# Stepped on Molly



## AlanK (Jun 28, 2008)

This morning getting ready for work Princess Molly was lurking in the hallway leading to the bathroom. I stepped on her tail and she cried and ran. I finally coaxed her from under the bed and she forgave me. I hate to hurt my critters


----------



## Wyatt's mommy (Feb 25, 2011)

I hear ya Alan! One night I tripped over Cody and in order to not fall on him I dove to the right and ended breaking my foot But I saved my doggie from injury
BTW Princess Molly is beautiful!


----------



## Jacques2000 (Jun 18, 2012)

I hear you to i haven't had any to bad incidents (yet) but a couple of times Ive almost fallen backwards over Levi or had to side step quickly to avoid him. Once i stepped on one of his toys and thought I'd stepped on his tail I'm so glad it wasn't. Levi stays in the kitchen area and we have sliding doors between rooms and i always have to close them slowly to make sure he doesn't stick his head through as I'm closing it and get caught. every once in a while accedents happen but it's so hard when you think your pup or kitty is hurt. hope Princess Molly is OK she is a nice looking cat.


----------



## AlanK (Jun 28, 2008)

Wyatt's mommy said:


> BTW Princess Molly is beautiful!





Jacques2000 said:


> hope Princess Molly is OK she is a nice looking cat.


Thanks folks.  Miss Molly is fine and back to her usual cat with an attitude self


----------



## Miaya's mom (Oct 27, 2011)

broke my big toe Tuesday AM trying not to step on the cat (Lelo) coming down the stairs. I went down them face first lucky it was only my toe I broke.. I do believe I heard the cat laughing at me when I got back from the ER..


----------



## AlanK (Jun 28, 2008)

Miaya's mom said:


> broke my big toe Tuesday AM trying not to step on the cat (Lelo) coming down the stairs. I went down them face first lucky it was only my toe I broke.. I do believe I heard the cat laughing at me when I got back from the ER..

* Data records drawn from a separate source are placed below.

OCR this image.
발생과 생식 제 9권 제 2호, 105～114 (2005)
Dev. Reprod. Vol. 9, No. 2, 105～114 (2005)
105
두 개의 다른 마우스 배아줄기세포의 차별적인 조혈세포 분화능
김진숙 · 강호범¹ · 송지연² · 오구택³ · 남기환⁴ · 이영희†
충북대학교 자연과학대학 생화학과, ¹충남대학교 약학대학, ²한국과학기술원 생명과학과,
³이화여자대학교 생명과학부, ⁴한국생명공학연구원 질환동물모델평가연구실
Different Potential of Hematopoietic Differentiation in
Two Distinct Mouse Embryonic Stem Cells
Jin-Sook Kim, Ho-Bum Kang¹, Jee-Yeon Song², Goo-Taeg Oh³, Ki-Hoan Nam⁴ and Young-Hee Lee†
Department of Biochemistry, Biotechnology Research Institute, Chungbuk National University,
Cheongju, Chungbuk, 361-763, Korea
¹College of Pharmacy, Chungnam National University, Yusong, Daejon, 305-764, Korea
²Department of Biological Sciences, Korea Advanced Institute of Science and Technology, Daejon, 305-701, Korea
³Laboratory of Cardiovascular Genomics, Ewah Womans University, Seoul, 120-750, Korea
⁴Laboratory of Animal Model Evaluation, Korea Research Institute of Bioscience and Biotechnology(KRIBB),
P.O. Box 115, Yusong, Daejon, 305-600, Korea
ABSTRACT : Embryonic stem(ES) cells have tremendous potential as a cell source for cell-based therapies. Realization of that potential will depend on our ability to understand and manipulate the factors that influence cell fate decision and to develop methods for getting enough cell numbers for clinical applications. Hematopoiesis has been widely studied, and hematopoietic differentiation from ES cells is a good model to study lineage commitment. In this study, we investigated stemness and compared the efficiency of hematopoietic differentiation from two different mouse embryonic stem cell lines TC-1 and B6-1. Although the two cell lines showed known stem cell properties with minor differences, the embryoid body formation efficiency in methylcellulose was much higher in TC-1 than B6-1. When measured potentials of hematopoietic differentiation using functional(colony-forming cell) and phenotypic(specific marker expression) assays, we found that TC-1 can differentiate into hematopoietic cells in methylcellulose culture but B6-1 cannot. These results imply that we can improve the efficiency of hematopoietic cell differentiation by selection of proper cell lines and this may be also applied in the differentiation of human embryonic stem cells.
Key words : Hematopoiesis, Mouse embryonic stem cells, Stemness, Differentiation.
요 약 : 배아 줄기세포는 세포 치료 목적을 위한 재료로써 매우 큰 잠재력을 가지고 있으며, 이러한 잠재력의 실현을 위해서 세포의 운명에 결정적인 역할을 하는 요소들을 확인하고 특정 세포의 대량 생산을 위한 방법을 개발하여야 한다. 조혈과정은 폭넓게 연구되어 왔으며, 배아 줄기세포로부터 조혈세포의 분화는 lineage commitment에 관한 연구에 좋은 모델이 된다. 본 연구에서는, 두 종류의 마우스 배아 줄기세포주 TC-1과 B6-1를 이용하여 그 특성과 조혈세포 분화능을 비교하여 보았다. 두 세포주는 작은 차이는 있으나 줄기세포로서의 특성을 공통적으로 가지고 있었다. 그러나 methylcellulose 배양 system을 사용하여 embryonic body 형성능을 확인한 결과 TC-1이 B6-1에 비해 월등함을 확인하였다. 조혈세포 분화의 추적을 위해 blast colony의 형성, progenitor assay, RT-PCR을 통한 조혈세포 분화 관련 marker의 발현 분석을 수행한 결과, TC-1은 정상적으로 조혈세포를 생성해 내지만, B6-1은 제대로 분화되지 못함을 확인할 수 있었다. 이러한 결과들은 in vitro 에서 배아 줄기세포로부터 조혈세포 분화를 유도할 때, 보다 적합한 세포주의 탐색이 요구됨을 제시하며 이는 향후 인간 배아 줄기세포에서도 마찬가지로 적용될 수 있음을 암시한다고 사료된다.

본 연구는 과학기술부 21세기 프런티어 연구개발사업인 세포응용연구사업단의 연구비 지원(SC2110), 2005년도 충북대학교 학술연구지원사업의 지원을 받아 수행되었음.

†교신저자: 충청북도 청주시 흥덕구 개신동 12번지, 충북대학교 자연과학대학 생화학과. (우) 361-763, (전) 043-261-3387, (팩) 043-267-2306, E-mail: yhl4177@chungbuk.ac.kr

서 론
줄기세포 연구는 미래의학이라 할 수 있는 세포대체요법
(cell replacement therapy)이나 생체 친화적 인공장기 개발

Well I hate you broke your toe and glad it was nothing more serious! I do understand the dangers of having a stealthy cat sneaking around. LOL.... I told my cats that my life insurance goes to the dog. Now Tuff tries to trip when I go down the stairs.:doh:


----------



## BeauShel (May 20, 2007)

Glad that Princess Molly is ok and you too. Those kitties I think are plotting against us. Lets trip them up so we have to stay home with them spoiling them.


----------



## Deb_Bayne (Mar 18, 2011)

Merlin likes to lie on the step going into the kitchen, trouble is he blends into the carpet and is hard to see especially at night... I've learned to feel with my foot before I step down.


----------



## CAROLINA MOM (May 12, 2009)

Molly's such a pretty girl. I know you feel bad whenever you step on them, but sometimes is just unavoidable. They don't seem to understand sometimes either. 
My guys think nothing of stepping on my feet though, sure they don't realize it hurts. 

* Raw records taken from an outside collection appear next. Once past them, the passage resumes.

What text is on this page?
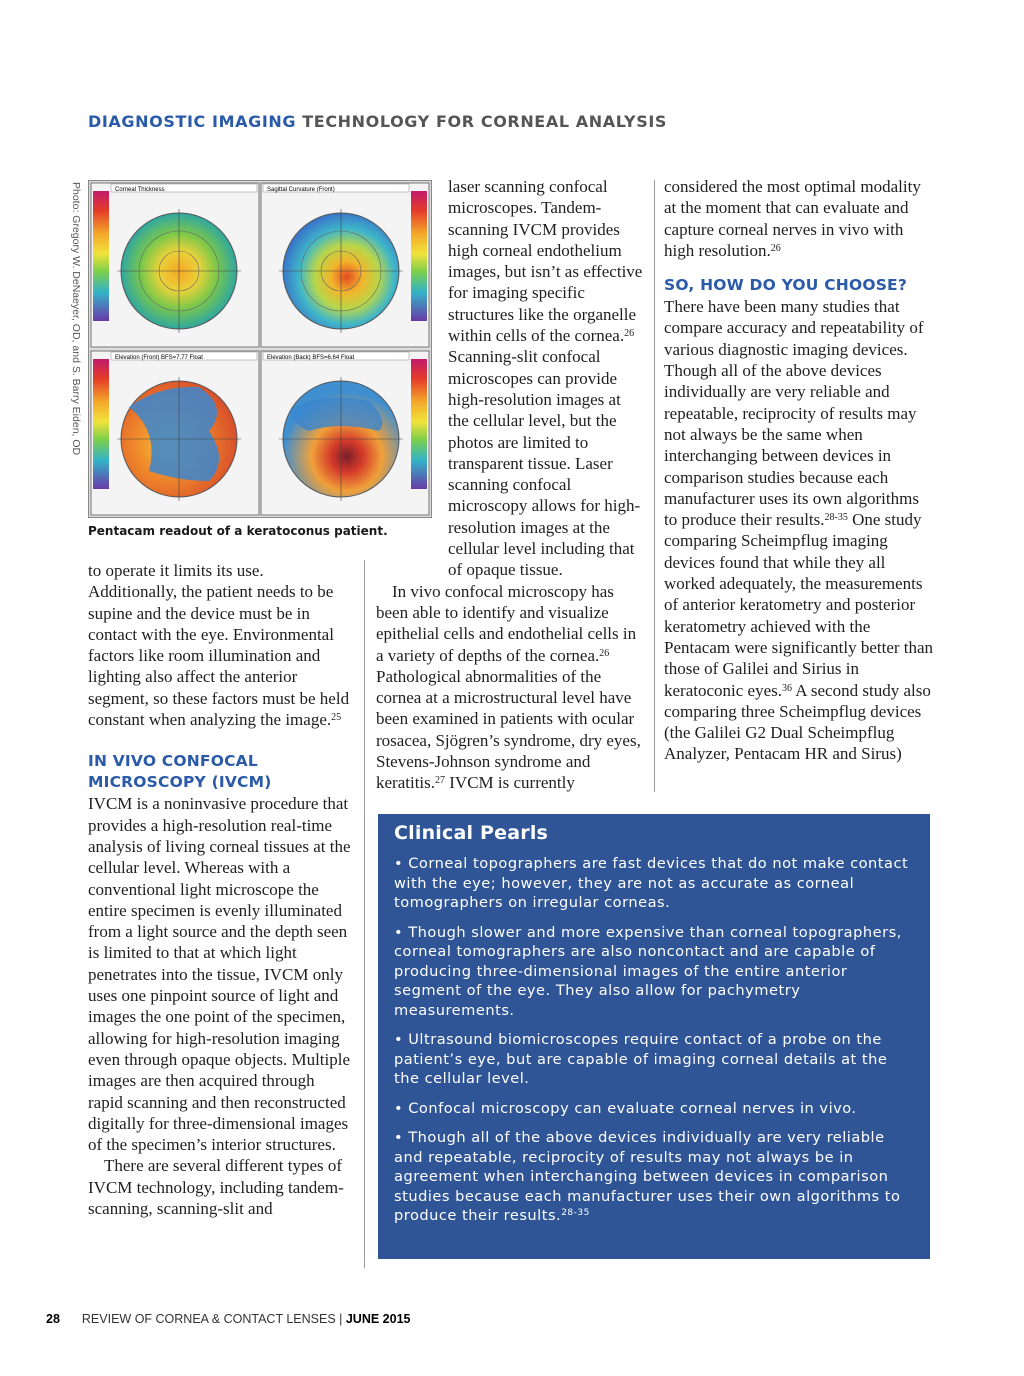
DIAGNOSTIC IMAGING TECHNOLOGY FOR CORNEAL ANALYSIS
Photo: Gregory W. DeNaeyer, OD, and S. Barry Eiden, OD	Corneal Thickness	Sagittal Curvature (Front)
Elevation (Front) BFS=7.77 Float	Elevation (Back) BFS=6.64 Float
Pentacam readout of a keratoconus patient.

laser scanning confocal microscopes. Tandem-scanning IVCM provides high corneal endothelium images, but isn’t as effective for imaging specific structures like the organelle within cells of the cornea.$^{26}$ Scanning-slit confocal microscopes can provide high-resolution images at the cellular level, but the photos are limited to transparent tissue. Laser scanning confocal microscopy allows for high-resolution images at the cellular level including that of opaque tissue.

In vivo confocal microscopy has been able to identify and visualize epithelial cells and endothelial cells in a variety of depths of the cornea.$^{26}$ Pathological abnormalities of the cornea at a microstructural level have been examined in patients with ocular rosacea, Sjögren’s syndrome, dry eyes, Stevens-Johnson syndrome and keratitis.$^{27}$ IVCM is currently

to operate it limits its use. Additionally, the patient needs to be supine and the device must be in contact with the eye. Environmental factors like room illumination and lighting also affect the anterior segment, so these factors must be held constant when analyzing the image.$^{25}$

IN VIVO CONFOCAL MICROSCOPY (IVCM)

IVCM is a noninvasive procedure that provides a high-resolution real-time analysis of living corneal tissues at the cellular level. Whereas with a conventional light microscope the entire specimen is evenly illuminated from a light source and the depth seen is limited to that at which light penetrates into the tissue, IVCM only uses one pinpoint source of light and images the one point of the specimen, allowing for high-resolution imaging even through opaque objects. Multiple images are then acquired through rapid scanning and then reconstructed digitally for three-dimensional images of the specimen’s interior structures.

There are several different types of IVCM technology, including tandem-scanning, scanning-slit and

considered the most optimal modality at the moment that can evaluate and capture corneal nerves in vivo with high resolution.$^{26}$

SO, HOW DO YOU CHOOSE?

There have been many studies that compare accuracy and repeatability of various diagnostic imaging devices. Though all of the above devices individually are very reliable and repeatable, reciprocity of results may not always be the same when interchanging between devices in comparison studies because each manufacturer uses its own algorithms to produce their results.$^{28-35}$ One study comparing Scheimpflug imaging devices found that while they all worked adequately, the measurements of anterior keratometry and posterior keratometry achieved with the Pentacam were significantly better than those of Galilei and Sirius in keratoconic eyes.$^{36}$ A second study also comparing three Scheimpflug devices (the Galilei G2 Dual Scheimpflug Analyzer, Pentacam HR and Sirus)

Clinical Pearls

• Corneal topographers are fast devices that do not make contact with the eye; however, they are not as accurate as corneal tomographers on irregular corneas.

• Though slower and more expensive than corneal topographers, corneal tomographers are also noncontact and are capable of producing three-dimensional images of the entire anterior segment of the eye. They also allow for pachymetry measurements.

• Ultrasound biomicroscopes require contact of a probe on the patient’s eye, but are capable of imaging corneal details at the the cellular level.

• Confocal microscopy can evaluate corneal nerves in vivo.

• Though all of the above devices individually are very reliable and repeatable, reciprocity of results may not always be in agreement when interchanging between devices in comparison studies because each manufacturer uses their own algorithms to produce their results.$^{28-35}$

28 REVIEW OF CORNEA & CONTACT LENSES | JUNE 2015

My guys lie at the top of the stairs (I've only got 4). Everyone in my household has fallen down the steps except for me, I've come close a few times, sure it will eventually happen.


----------



## vcm5 (Apr 20, 2011)

I know what you mean!! I hit Riley's head off a door the other day - I felt like the worst mom in the world! I don't think he care much though. I was so guilty I gave him peanut butter, so I think overall he thought it was a good deal!


----------



## Ninde'Gold (Oct 21, 2006)

All of us (other dogs included) have all stepped on Pucci. He lets out a loud "BARRRRRR!!" and runs under the table.

You'd think he'd learn by now to stay out from under feet!


----------



## Nyahsmommy (Jul 23, 2011)

Don't feel bad... With three fast quiet cats I step on a cat 2-3 times weekly if not more. Grr. They always run under my feet when I am walking or quietly sit behind my feet then I turn around without seeing them and step on one. Thank god I didn't injure any of them bad... Yet.  they sprint around when I am walking all the time . Either them or me are going to get seriously hurt one day.


----------